Counting Returning Customers in DAX

As promised, I’m going to be putting up a few more DAX examples here – although they may not demonstrate any new and interesting concepts, I’m still learning the language and blogging is a good way for me to practise implementing common calculations.

So, today’s problem is: how do we find the number of distinct customers who bought something in the current time period and who have also bought something in the past? That’s to say we want to count the number of returning customers, as opposed to completely new customers who have never bought anything from us before. This is, basically, a variation on the problem of how to get a distinct count in DAX that Marco has already dealt with comprehensively here, but with aspects of a time intelligence calculation (a topic which is well covered here). I’ll be using two tables from Adventure Works to illustrate this: FactInternetSales and DimDate.

What we need to start off with is find the set of distinct customers who bought something in the current time period. The following simple DAX expression finds this set and gives me the distinct count:

=COUNTROWS(DISTINCT(FactInternetSales[CustomerKey]))

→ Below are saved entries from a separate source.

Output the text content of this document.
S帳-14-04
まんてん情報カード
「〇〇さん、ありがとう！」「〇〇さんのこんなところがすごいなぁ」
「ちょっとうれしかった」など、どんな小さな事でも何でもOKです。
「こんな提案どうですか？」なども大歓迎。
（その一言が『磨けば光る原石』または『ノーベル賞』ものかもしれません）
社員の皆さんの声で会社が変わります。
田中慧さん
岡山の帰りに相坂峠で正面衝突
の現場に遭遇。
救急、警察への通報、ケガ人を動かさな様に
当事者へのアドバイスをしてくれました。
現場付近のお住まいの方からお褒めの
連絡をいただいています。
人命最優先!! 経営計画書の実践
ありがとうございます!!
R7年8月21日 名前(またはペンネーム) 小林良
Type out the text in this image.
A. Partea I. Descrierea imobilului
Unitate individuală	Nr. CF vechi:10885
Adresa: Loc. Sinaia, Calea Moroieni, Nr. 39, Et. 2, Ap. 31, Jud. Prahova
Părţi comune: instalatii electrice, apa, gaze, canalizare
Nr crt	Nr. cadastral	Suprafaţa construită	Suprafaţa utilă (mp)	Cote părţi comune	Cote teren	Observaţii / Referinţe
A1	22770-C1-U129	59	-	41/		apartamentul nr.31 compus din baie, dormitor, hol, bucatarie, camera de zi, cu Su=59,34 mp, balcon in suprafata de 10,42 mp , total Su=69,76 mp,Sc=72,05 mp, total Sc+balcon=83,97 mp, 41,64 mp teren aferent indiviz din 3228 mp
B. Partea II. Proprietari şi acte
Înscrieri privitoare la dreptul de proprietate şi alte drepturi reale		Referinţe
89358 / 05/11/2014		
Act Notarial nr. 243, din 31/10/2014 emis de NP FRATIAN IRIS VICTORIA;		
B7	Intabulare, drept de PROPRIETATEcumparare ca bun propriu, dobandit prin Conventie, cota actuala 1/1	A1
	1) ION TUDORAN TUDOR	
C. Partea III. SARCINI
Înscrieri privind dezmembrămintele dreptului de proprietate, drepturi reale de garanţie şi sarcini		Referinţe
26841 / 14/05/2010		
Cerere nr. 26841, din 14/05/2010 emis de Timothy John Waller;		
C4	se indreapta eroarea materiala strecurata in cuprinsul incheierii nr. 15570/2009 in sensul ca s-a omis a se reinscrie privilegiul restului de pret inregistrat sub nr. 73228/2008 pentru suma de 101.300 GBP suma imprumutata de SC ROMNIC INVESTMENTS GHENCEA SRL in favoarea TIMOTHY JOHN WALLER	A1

We now need to filter these customers so that we only return the ones who bought something in the range of dates from the very first date we have data for, up to the day before the first date in the current time range. This can be accomplished with the DatesBetween, FirstDate and DateAdd functions. With the DatesBetween function, if you pass a Blank value to the first parameter it will give you the first date you have data for as your start date (see here for another example of this); for the end date in the range, we find the first date in the current date range with FirstDate, then get the day before using DateAdd:

DATESBETWEEN(
DimDate[FullDateAlternateKey]
,BLANK()
, DATEADD(FIRSTDATE(DimDate[FullDateAlternateKey]), -1, DAY)
)

We then need to use this date range inside the Filter function as follows:

=CALCULATE(COUNTROWS(DISTINCT(FactInternetSales[CustomerKey]))
, FILTER(DISTINCT(FactInternetSales[CustomerKey])
, CALCULATE(SUM(FactInternetSales[SalesAmount]),
DATESBETWEEN(DimDate[FullDateAlternateKey]
,BLANK()
, DATEADD(FIRSTDATE(DimDate[FullDateAlternateKey]), -1, DAY))
, ALL(DimDate))>0))

However, there’s one last problem to solve: on the first date in the time dimension using the DateAdd function in this way will return a Blank value, and using Blank as both a start and an end date will result in us getting all the dates in the column back from the DatesBetween function. This means that for this first date we get the same value as the distinct count because we are finding the set of all customers who bought something on that first date and applying a filter to see whether these customers bought something on any date, which of course they did:

image

So we need to use the IF function to check if using DateAdd to get the previous date in this way returns a Blank, and if it does to return a Blank. Here’s the final expression:

=IF(
DATEADD(FIRSTDATE(DimDate[FullDateAlternateKey]), -1, DAY)=BLANK()
, BLANK()
,CALCULATE(COUNTROWS(DISTINCT(FactInternetSales[CustomerKey]))
, FILTER(DISTINCT(FactInternetSales[CustomerKey])
, CALCULATE(SUM(FactInternetSales[SalesAmount]),
DATESBETWEEN(DimDate[FullDateAlternateKey]
,BLANK()
, DATEADD(FIRSTDATE(DimDate[FullDateAlternateKey]), -1, DAY))
, ALL(DimDate))>0)))

image

One last point: even though I’ve written this expression on the RC version of PowerPivot, I still need to use ALL(DimDate) on the last line I am joining FactInternetSales and DimDate using the OrderDateKey column, which is an integer surrogate key. This wouldn’t be necessary if I was joining the two tables using a datetime column. Personally I think this is going to confuse no end of people and is a bit rubbish – especially because, in many data warehouses, the only way to join a fact table and a time dimension table is using an integer surrogate key; even worse, if you try to bring a datetime column from a time dimension table down onto the fact table using a calculated column, you’ll get a circular reference error. Hopefully this will get fixed in the next release…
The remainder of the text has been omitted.